Some in the audience may be troubled by a key subplot. In becoming king—which he could have opted not to do—Albert gave up his loving family dynamic, what little privacy he had, his successful naval career (the historic Albert was a highly decorated World War I hero), and even his name. In some ways, Edward VIII is a more recognizable and sympathetic character for a 21st-century audience (especially given that Prince Charles made essentially the same choice as his great-uncle). Edward VIII gives up everything for the woman he loves, his greatest value; Albert, in one of the most heart-wrenching scenes in the film, tells his wife, “I never wanted to be king, I’m a naval officer!” In an equally emotional moment, the newly installed king bends to hug his daughters (the future Queen Elizabeth II and Princess Margaret) only to receive polite curtsies in return. In Firth’s devastated facial expression, we see instantly that the king knows what he has given up by becoming king. Such scenes may be painful to watch, but regardless of whether we agree with Albert’s choice, it is the choice he made—and certainly one fact that could not have been jettisoned from the film. This subtext is important in understanding the pressures bearing down on Albert (other scenes show him meeting with parliamentary leaders about the crisis his brother has caused for the monarchy), even more so in grasping the film’s overarching theme: a man’s heroic transformation through perseverance in the face of great odds.

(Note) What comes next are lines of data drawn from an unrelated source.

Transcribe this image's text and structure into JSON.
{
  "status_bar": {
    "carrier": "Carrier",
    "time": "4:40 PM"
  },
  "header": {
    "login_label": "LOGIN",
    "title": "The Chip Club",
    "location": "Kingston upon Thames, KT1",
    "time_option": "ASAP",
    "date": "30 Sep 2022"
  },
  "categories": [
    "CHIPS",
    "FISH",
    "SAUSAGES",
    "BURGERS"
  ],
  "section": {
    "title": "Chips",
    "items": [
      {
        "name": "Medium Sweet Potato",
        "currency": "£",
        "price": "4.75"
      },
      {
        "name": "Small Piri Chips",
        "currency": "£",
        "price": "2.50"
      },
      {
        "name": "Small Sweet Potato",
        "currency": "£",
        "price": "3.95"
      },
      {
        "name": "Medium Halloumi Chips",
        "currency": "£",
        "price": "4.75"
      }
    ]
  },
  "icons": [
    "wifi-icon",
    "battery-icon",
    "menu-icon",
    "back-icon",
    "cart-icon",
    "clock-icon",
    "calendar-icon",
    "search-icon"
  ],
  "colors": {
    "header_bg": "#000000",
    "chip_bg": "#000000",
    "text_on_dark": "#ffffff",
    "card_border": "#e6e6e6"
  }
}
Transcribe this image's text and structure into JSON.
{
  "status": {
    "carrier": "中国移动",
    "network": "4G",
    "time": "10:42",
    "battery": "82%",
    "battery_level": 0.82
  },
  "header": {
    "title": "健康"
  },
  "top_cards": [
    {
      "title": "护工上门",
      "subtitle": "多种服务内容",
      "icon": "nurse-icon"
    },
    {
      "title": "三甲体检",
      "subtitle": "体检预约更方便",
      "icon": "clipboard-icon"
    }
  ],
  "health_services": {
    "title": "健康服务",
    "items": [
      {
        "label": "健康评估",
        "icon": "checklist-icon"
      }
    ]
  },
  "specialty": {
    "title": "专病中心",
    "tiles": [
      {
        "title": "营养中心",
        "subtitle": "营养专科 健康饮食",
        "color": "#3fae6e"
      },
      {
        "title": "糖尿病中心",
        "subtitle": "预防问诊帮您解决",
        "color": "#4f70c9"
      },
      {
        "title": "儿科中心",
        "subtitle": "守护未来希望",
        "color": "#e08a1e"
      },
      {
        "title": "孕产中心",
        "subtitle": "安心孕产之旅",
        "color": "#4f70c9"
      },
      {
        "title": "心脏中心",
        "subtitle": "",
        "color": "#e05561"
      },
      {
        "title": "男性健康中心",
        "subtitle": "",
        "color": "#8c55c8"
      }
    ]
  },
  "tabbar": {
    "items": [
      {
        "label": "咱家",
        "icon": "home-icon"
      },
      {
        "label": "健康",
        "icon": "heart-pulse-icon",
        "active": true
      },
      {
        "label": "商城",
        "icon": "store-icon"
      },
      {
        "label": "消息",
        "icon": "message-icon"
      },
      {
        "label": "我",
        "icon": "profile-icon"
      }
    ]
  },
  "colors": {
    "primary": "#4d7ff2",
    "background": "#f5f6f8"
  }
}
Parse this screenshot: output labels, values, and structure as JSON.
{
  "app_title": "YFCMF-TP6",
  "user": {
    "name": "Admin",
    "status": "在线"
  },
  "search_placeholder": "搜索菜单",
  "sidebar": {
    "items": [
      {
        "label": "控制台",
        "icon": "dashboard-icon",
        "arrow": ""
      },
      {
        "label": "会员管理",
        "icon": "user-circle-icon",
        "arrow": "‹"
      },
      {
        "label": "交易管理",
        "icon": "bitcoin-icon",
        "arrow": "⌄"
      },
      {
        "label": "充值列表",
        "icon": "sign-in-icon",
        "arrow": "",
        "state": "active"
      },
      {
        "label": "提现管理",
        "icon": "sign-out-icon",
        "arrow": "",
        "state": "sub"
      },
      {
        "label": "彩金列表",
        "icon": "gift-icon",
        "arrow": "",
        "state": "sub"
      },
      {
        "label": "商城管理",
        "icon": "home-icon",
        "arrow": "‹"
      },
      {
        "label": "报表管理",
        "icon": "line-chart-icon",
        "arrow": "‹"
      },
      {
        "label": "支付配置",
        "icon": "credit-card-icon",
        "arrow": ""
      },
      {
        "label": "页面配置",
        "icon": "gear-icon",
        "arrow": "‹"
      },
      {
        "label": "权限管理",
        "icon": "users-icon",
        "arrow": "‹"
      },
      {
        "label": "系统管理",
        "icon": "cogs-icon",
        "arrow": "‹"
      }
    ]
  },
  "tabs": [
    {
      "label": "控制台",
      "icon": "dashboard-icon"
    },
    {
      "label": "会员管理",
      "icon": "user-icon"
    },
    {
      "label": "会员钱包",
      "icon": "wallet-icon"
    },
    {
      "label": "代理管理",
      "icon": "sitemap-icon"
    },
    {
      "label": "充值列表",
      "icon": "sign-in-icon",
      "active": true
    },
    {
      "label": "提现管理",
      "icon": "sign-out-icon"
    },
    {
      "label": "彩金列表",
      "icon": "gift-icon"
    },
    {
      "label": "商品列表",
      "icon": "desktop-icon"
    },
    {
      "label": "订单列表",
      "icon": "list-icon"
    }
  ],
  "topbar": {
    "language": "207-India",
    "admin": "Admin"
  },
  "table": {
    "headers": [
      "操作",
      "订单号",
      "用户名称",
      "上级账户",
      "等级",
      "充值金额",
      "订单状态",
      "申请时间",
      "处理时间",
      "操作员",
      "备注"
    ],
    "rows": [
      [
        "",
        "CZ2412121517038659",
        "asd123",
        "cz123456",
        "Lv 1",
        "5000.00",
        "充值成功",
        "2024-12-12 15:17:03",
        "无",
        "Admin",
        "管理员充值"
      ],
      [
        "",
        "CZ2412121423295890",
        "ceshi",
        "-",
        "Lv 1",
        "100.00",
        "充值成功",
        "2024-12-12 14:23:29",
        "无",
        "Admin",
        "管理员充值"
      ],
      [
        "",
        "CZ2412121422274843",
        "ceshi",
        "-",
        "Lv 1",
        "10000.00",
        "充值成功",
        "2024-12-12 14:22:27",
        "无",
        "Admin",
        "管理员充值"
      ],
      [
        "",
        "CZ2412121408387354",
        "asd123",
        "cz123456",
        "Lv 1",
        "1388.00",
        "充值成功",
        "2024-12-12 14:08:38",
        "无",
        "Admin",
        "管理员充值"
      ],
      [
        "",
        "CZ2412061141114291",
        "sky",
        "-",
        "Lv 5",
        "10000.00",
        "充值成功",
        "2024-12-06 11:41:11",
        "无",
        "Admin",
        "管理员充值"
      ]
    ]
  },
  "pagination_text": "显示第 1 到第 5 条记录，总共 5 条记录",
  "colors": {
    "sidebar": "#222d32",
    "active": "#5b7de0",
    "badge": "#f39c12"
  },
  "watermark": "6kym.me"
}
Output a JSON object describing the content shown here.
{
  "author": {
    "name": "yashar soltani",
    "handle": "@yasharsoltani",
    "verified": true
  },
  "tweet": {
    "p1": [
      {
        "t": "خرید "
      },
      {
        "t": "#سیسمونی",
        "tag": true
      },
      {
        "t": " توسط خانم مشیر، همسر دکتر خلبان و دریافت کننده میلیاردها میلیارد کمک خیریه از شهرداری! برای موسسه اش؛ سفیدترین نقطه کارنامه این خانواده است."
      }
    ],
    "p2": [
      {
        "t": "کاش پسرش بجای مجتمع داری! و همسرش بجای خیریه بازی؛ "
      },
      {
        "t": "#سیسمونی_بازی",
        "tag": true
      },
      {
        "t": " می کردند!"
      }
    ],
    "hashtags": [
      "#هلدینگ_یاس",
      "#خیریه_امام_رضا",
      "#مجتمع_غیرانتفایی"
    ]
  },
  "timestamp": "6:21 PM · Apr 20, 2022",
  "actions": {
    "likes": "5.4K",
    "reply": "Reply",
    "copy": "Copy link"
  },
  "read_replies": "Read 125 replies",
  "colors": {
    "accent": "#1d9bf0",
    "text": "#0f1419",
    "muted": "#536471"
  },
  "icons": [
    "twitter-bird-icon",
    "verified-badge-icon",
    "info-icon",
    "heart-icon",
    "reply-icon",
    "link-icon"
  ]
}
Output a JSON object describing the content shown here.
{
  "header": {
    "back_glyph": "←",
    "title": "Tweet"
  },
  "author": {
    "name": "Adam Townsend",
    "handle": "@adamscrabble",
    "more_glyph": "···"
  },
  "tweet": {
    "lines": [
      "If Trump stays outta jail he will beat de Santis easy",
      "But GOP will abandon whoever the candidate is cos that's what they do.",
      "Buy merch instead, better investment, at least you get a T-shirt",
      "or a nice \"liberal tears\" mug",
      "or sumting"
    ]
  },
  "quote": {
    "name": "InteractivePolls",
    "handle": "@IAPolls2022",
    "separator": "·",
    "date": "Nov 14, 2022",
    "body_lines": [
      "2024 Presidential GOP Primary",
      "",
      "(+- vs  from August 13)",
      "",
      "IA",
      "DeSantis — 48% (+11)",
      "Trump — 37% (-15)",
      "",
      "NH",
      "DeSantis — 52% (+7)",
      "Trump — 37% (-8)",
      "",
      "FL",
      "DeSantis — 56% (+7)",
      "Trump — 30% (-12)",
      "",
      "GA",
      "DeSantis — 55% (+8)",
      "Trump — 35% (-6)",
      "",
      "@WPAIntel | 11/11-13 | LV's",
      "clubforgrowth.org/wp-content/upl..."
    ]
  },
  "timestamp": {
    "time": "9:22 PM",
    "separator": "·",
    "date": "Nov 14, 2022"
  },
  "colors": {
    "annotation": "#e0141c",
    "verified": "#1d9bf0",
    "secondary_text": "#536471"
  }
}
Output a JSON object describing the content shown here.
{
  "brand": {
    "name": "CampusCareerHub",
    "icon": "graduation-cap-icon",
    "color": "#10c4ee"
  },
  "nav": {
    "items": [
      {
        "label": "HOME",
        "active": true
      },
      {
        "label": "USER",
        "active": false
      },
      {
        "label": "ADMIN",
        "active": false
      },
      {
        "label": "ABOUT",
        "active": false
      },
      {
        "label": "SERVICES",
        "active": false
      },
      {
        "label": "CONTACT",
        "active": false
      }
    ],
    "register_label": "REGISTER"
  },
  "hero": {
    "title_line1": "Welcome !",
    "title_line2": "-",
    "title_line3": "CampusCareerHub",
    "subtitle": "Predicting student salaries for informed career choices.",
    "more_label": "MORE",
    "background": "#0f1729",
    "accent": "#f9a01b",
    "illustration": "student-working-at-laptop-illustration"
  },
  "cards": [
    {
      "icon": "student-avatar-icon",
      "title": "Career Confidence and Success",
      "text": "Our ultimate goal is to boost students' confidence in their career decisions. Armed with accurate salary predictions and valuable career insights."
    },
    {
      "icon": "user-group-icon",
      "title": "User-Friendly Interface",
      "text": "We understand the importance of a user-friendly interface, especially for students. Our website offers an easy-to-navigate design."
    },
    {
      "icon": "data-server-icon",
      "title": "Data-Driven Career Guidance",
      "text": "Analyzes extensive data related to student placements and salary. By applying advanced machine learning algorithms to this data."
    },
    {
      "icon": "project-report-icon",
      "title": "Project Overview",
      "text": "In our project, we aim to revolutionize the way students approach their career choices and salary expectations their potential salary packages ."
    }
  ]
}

Perhaps the only weakness in the film is Derek Jacobi as the archbishop of Canterbury—who himself played a reluctant, stuttering monarch as Claudius Augustus in the classic miniseries I, Claudius. The archbishop is the closest thing to an antagonist in the picture and is not much of a villain. Jacobi’s performance is a little hammy and stilted, but his scenes are mercifully few and do not significantly thwart the overall plot and theme.

The King’s Speech delivers in every way—cinematically, with its strongly drawn plot and characters, and thematically, with its moving message. It is a must for anyone who relishes a story about the triumph of a man pitted against himself.